No caso da BBOXX, a energia solar coletada em um painel no telhado é guardada durante a noite, enquanto a conectividade remota de redes 2G de celular permitem a geolocalização e o envio de dados de performance de volta à base da empresa. Algoritmos monitoram a saúde das unidades e permitem que a equipe troque baterias prestes a acabar de maneira proativa – geralmente após cerca de três anos.
Em termos de pagamentos, a equipe percebeu logo que os clientes dessas áreas rurais jamais poderiam pagar uma unidade BBOXX à vista. Então, optaram por um pagamento mensal. “Isso retira a enorme barreira inicial, o que muitas vezes é o caso para sistemas solares no mundo em desenvolvimento”, diz Baker-Brian.
Clientes também podem comprar acessórios que a BBOXX criou para minimizar o uso de energia, incluindo barbeadores, smartphones e televisores de 24 polegadas que consomem 11 watts de energia – um modelo ocidental equivalente “suga” 24 watts.
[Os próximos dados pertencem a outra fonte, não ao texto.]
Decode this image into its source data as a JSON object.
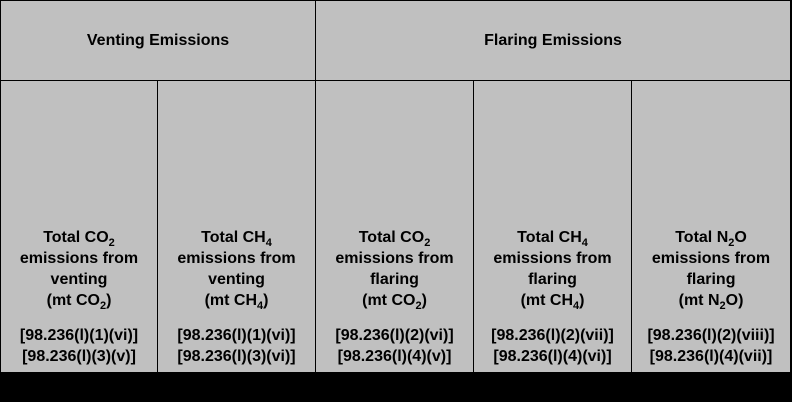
{
  "groups": {
    "venting": "Venting Emissions",
    "flaring": "Flaring Emissions"
  },
  "columns": [
    {
      "title_pre": "Total CO",
      "title_sub": "2",
      "line2": "emissions from",
      "line3": "venting",
      "unit_pre": "(mt CO",
      "unit_sub": "2",
      "unit_post": ")",
      "ref1": "[98.236(l)(1)(vi)]",
      "ref2": "[98.236(l)(3)(v)]"
    },
    {
      "title_pre": "Total CH",
      "title_sub": "4",
      "line2": "emissions from",
      "line3": "venting",
      "unit_pre": "(mt CH",
      "unit_sub": "4",
      "unit_post": ")",
      "ref1": "[98.236(l)(1)(vi)]",
      "ref2": "[98.236(l)(3)(vi)]"
    },
    {
      "title_pre": "Total CO",
      "title_sub": "2",
      "line2": "emissions from",
      "line3": "flaring",
      "unit_pre": "(mt CO",
      "unit_sub": "2",
      "unit_post": ")",
      "ref1": "[98.236(l)(2)(vi)]",
      "ref2": "[98.236(l)(4)(v)]"
    },
    {
      "title_pre": "Total CH",
      "title_sub": "4",
      "line2": "emissions from",
      "line3": "flaring",
      "unit_pre": "(mt CH",
      "unit_sub": "4",
      "unit_post": ")",
      "ref1": "[98.236(l)(2)(vii)]",
      "ref2": "[98.236(l)(4)(vi)]"
    },
    {
      "title_pre": "Total N",
      "title_sub": "2",
      "title_post": "O",
      "line2": "emissions from",
      "line3": "flaring",
      "unit_pre": "(mt N",
      "unit_sub": "2",
      "unit_post": "O)",
      "ref1": "[98.236(l)(2)(viii)]",
      "ref2": "[98.236(l)(4)(vii)]"
    }
  ]
}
Por fim, as pessoas podem pagar com transferências de dinheiro feitas no celular. “Nós não recebemos em moeda”, conta Baker-Brian. “Somos 100% pagamento mobile” – uma decisão que capitaliza em uma preferência por pagamentos sem dinheiro vivo que está se espalhando pela África.
Cinco meses atrás, quando a BBOXX instalou um escritório em Rwamagana, a região onde Mberabagabo vive, ele foi um dos primeiros a assinar o serviço. A tecnologia, em suas palavras, “mudou minha vida”.
As quatro lâmpadas em sua casa aumentaram a sensação de segurança da família contra possíveis invasões. E ele também gosta do fato de não precisar acender velas ou lâmpadas que emitem fumaça, o que sabe fazer mal para a saúde de seus filhos – são cinco.
As luzes permitem que os filhos mais velhos de Mberabagabo leiam e estudem à noite. “Agora, há muito mais tempo para fazermos o que quisermos”, diz ele.
O mais velho, Claude, de 13 anos, diz que ama a TV que sua família aluga com a caixa de eletricidade – é sua primeira. Para ter uma visão melhor, o pai liga o aparelho em uma espécie de quarto de cinema, que não tem janelas e ganhou cadeiras para que a família possa assistir.
Apesar de estar fixado em uma partida brasileira de futebol, Claude – que diz querer ser professor quando crescer – insiste que seu programa preferido é o noticiário.
“Agora eu posso saber quem é quem no governo”, explica. “Posso fazer perguntas melhores na escola.”